The film is a classic because of the lively performances, due to the wonderful cast of actors and actresses, brilliant screenplay, gifted direction, and the wonderful narration and production values. The film has great period sets, locations, and costumes. Fun, fun, fun! The marvelous musical score, by John Addison won an Oscar.
The fine, inspired and gifted direction was by the talented Tony Richardson, who won the Oscar for his efforts on "Tom Jones." Richardson had directed many stage plays, and found directing films another way to express his talents and gifts as a fine director.
This "ribald comic romp" of a screenplay by John Osborne, was based on the 18th century satirical novel, written by Henry Fielding, an early 18th century writer who specialized in writing works that poked fun at the hypocracy of his English society ("Lock Up Your Daughters" & "Joseph Andrews"). John Osborne also won the Oscar for the best screenplay, adapted from another source.
John Osborne and director Tony Richardson worked together, forming a film company with others, called Woodfall Films, at first making films out of Osborne's writings, notably "Look Back in Anger," and "The Entertainer," which originally had been plays, directed by Tony Richardson.
Albert Finney really shines in the title role as Tom Jones, the lovable, good-hearted rascal who through all his misadventures, learns the hard way what is important, and finds that his randy behavior has consequences that are not always easy to wiggle out of. Is it all worth it? What would be a more positive way to behave?
Susannah York is delightful as the sweet, gentle Sophie Western, who is attracted to Tom Jones, but is offended by his ungentlemanly behavior with women who tempt him, which doesn't make him good marriage material, unless he can commit himself to just one woman.
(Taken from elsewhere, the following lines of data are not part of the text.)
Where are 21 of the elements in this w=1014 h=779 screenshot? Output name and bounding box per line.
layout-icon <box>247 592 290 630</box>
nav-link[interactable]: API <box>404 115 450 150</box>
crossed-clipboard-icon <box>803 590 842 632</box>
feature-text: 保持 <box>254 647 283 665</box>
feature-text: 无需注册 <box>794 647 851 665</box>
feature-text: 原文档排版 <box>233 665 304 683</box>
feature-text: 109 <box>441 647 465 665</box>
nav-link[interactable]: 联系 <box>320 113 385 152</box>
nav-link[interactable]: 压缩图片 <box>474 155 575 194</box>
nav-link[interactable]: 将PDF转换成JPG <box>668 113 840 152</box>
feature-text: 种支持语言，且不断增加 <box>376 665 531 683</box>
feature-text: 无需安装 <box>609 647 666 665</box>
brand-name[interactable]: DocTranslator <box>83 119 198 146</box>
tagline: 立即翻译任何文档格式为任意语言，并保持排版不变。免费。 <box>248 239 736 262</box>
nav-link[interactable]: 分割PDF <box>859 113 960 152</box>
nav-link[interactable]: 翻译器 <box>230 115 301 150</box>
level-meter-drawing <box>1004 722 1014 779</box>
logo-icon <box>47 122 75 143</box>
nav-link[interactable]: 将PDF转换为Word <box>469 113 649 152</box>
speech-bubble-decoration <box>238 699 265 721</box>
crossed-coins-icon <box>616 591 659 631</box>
Despite herself, she finds herself becoming more and more attracted to Tom Jones. When her father tries to force her to marry Blifil, she runs away to London.
Well loved character actor, Hugh Griffith, is perfect as the boisterous, overbearing Squire Western, Sophie's father who is determined that his daughter will marry well.
This film also provided Lynn Redgrave's film debut, as the memorable character, Susan at the Upton Inn.